Tested on the above legal principles it is submitted that Rule 121 has not been formulated to give effect to any statutory provision of the parent Act namely, CGST Act, 2017, as there is none in the Act which provides for adjudication of allegedly wrongly availed transitional credit. Thus, it is submitted that the Rule has been formulated in excess of the delegated powers granted by the Act and hence, the same is ultra vires the Act.

We may also point out that the provisions related to adjudication are part of the levy provisions as it crystallizes the amount of tax to be imposed. One may refer to the following decisions in support of the above proposition :

(a)     Asst. Collector of C. Ex. v. National Tobacco of India [1978 (2) E.L.T. J416 (S.C.)]

(b)     Somaiya Organics v. State of Uttar Pradesh [2001 (130) E.L.T. 3 (S.C.)]

(c)     CCE v. Allied Photographics India Ltd. [2004 (166) E.L.T. 3 (S.C.)]

(d)    CCE v. Smithkline Becham Consumr Health Care Ltd. [2003 (151) E.L.T. 5 (S.C.)]

Hence, enactment of such provisions cannot be delegated to the executive, being substantive in nature.

Even if we assume that the adjudication provisions are not substantive but machinery in nature and hence should be liberally construed and made workable (Re : The Commissioner of Income-Tax v.
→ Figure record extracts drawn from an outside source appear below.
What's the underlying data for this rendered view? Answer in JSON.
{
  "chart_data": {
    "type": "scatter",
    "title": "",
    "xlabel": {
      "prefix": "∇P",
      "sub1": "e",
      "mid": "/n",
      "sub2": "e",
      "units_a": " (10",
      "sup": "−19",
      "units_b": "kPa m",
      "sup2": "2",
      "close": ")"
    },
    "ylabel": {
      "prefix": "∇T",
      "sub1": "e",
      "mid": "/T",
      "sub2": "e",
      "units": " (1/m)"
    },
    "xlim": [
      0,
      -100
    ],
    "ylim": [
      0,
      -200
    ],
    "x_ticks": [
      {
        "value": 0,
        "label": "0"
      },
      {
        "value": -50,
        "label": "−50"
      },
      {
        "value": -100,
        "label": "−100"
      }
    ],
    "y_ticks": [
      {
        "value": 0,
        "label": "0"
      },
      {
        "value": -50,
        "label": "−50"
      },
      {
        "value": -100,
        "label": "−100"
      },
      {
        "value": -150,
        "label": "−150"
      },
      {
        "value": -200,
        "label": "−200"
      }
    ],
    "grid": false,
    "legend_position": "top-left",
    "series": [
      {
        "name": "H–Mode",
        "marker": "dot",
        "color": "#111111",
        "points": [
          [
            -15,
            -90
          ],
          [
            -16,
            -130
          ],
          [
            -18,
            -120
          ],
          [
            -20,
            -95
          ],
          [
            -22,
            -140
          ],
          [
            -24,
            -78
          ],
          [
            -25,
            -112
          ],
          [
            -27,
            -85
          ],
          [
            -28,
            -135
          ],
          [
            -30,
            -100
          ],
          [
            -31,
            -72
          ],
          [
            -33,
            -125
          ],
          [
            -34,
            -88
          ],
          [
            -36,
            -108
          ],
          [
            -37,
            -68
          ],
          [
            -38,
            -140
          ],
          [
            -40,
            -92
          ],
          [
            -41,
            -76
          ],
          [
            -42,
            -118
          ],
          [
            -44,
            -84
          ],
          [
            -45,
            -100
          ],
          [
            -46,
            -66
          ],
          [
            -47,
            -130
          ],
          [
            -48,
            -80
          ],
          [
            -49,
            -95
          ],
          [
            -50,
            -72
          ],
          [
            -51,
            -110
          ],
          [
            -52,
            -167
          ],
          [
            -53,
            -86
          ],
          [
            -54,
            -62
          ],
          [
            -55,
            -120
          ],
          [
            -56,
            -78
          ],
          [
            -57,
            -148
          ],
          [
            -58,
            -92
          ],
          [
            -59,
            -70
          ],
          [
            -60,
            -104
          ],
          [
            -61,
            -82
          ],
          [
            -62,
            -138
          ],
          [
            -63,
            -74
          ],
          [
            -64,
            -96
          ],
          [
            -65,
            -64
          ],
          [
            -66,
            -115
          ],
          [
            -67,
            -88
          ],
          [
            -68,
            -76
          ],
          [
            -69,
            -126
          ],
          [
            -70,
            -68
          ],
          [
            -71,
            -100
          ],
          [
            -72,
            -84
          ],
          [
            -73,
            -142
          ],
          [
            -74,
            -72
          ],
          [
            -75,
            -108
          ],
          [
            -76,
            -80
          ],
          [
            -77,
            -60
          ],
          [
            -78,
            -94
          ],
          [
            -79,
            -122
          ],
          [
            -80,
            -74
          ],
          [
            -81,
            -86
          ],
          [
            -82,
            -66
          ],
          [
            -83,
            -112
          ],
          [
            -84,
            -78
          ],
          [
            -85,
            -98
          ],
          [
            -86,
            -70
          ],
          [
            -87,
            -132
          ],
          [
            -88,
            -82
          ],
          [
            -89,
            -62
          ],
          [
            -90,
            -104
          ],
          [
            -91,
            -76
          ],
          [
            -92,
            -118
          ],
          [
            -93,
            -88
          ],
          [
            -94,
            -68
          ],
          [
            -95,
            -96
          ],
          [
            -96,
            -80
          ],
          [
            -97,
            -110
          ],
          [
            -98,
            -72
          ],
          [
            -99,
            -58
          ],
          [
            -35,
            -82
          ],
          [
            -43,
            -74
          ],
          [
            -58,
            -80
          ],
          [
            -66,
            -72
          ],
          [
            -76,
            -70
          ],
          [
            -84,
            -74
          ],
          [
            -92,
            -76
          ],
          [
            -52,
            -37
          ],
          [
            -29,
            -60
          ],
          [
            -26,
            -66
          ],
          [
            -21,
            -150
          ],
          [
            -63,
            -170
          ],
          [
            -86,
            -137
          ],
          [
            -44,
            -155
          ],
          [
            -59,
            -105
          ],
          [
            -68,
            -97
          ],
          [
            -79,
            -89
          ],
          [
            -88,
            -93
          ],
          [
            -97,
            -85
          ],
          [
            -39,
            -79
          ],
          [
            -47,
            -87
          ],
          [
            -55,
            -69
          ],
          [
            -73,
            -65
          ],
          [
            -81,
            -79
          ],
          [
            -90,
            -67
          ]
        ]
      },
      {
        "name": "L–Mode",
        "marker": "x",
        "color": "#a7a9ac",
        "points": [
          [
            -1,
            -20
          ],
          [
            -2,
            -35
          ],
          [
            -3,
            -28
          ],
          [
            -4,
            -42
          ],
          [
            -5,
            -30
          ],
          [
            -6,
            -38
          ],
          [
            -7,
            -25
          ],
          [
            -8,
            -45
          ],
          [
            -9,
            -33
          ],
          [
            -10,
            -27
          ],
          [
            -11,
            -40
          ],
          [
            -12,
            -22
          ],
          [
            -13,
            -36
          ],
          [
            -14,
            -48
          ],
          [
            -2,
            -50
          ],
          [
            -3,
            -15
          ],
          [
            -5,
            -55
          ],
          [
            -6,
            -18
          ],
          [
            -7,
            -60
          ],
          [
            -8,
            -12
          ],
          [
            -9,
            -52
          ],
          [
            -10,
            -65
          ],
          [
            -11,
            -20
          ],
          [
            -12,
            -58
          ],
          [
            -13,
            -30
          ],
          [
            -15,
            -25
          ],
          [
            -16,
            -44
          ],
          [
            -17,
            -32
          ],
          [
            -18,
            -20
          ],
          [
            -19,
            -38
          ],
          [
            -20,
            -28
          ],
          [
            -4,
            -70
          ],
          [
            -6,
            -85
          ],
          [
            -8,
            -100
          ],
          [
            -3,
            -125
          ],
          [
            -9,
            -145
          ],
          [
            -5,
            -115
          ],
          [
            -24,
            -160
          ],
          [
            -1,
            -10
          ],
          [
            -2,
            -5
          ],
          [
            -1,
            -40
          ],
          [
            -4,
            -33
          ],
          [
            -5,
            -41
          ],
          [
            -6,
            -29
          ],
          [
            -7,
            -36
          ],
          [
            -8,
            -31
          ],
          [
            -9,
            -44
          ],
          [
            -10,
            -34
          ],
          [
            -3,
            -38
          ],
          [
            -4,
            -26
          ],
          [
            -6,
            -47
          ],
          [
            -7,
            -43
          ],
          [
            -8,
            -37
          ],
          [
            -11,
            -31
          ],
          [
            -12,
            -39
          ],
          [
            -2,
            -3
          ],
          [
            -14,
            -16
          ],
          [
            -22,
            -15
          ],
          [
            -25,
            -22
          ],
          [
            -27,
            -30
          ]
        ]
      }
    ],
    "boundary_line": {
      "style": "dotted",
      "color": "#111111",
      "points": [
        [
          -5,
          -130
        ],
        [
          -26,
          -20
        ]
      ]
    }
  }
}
Mahaliram Ramjidas (1940) 42 BOMLR 997), the same is not possible in the present case. This is the sixth gap.

This is because Section 73(10) or 74(10) provides for the time limits for carrying out the adjudication and issuance of order with reference to the annual return “for the financial year to which tax not paid or short paid or input tax credit wrongly availed or utilized relates to”. Transitional credit claimed on implementation of GST actually relates to past periods (under the erstwhile regime) wherein it could/would have been claimed. Hence, there cannot be a financial year (after implementation of GST) to which it could be said to relate to. In fact Circular No. 37/11/2018-GST reiterates the said proposition when it holds that the transitional credit cannot be said to have been availed in the GST regime so as to permit refund of the same. Rule 121 fails to address the said issue of specifying the time-limits within which the adjudication of transitional credits must happen.

Another instance would be that Section 73 or 74 provides for determination of tax along with interest payable thereon u/s 50. Now reference to Section 50(3) of the CGST Act, 2017 would lead to the conclusion that the same cannot be applied to transitional credits as it is not input tax credit. Section 50(1) on the other hand deals with delay in payment of tax and not on claiming wrong transitional credit. Hence, Rule 121 also fails to address the said issue when it seeks to apply the provisions of Section 73 or 74 to adjudicate the transitional credit.

Above discussions will clearly show that there are many gaps when it comes to adjudication of the allegedly wrongly availed transitional credits. Unless the same are not cured, the adjudication of such credit will be in jeopardy.

Before we end, we may also point out to the two decisions of Delhi High Court in the case of Mega Cabs Pvt. Ltd. v. Union of India - 2016 (43) S.T.R. 67 (Del.) & Travelite (India) v. Union of India - 2014 (35) S.T.R. 653 (Del.) wherein Rule providing for audit by the department was struck down in absence of any provision in the law enabling such audits. Although both the decisions have been stayed by the Supreme Court, the Supreme Court is yet to decide on the merits of the case. However, the ratio of both the decisions can also be applied to the present issue since if the audit powers given in rules but not in Act are held ultra vires, then, on the same footing, even adjudication powers with respect to transitional credit given in rules but not in the Act should be held ultra vires.

Hence we can conclude by opining that there are visible gaps in the provisions related to the adjudication of transitional credits. Unless the same are bridged by legislative amendments, we are of the view that the issue remains unresolved for some more time.